Dalam konteks ini, kalkulasi kepentingan ekonomi bukan selalu menjadi penentu
alasan suatu negara menjejaki perjanjian perdagangan bebas bilateral. Peran faktor global
juga memiliki pengaruh signifikan bagi Indonesia, dimana perkembangan ekonomi politik
negara-negara emerging market di Asia khususnya China dan India menjadi pertimbangan
pemerintah menginisiasi kerja sama perdagangan bilateral. Namun demikian, bukan berarti
salah satu dari peran faktor global atau domestik yang lebih dominan, tetapi kedua faktor
memiliki kontribusi memberikan pengaruh secara kontinyu (interplay) membentuk arah
kebijakan perdagangan Indonesia.
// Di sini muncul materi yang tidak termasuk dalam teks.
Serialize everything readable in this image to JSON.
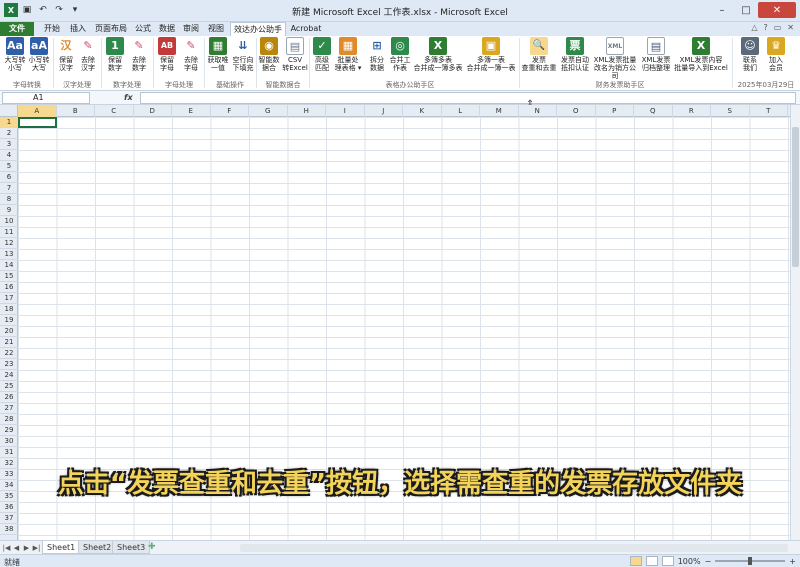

Pertumbuhan ekonomi yang tetap positif didukung
dengan kebijakan perbaikan industrialisasi dalam negeri menjadikan perdagangan bebas
bilateral menjadi prioritas dalam kebijakan ekonomi luar negeri. konsekuensi dari
kebijakan ini mengindikasikan bahwa perjanjian perdagangan bebas bilateral yang
diinisiasi bukan sebuah misi kerja sama ekonomi semata tetapi sebagai respon atas
dinamika ekonomi kawasan Asia dan alat diplomasi membangun ‘kesimbangan ekonomi
politik global’.
Dari hasil analisis dalam studi ini telah membuktikan pertanyaan penelitian dan
argumen utama yang dibagi kedalam tiga hal sebagai berikut: Pertama, keseimbangan
ekonomi politik domestik dari upaya mereformasi struktur industri dan perdagangan untuk
meningkatkan daya saing komoditas dalam negeri dipasar global. Kedua, keseimbangan
ekonomi global dari turbulensi siklus krisis yang selalu terus berulang karena penurunan
ekonomi negara-negara di kawasan lain ikut memberikan pengaruh langsung dan tidak
langsung. Ketiga, keseimbangan politik internasional dengan upaya membangun diplomasi
dan keamanan berjalan searah dengan kebijakan ekonomi luar negeri.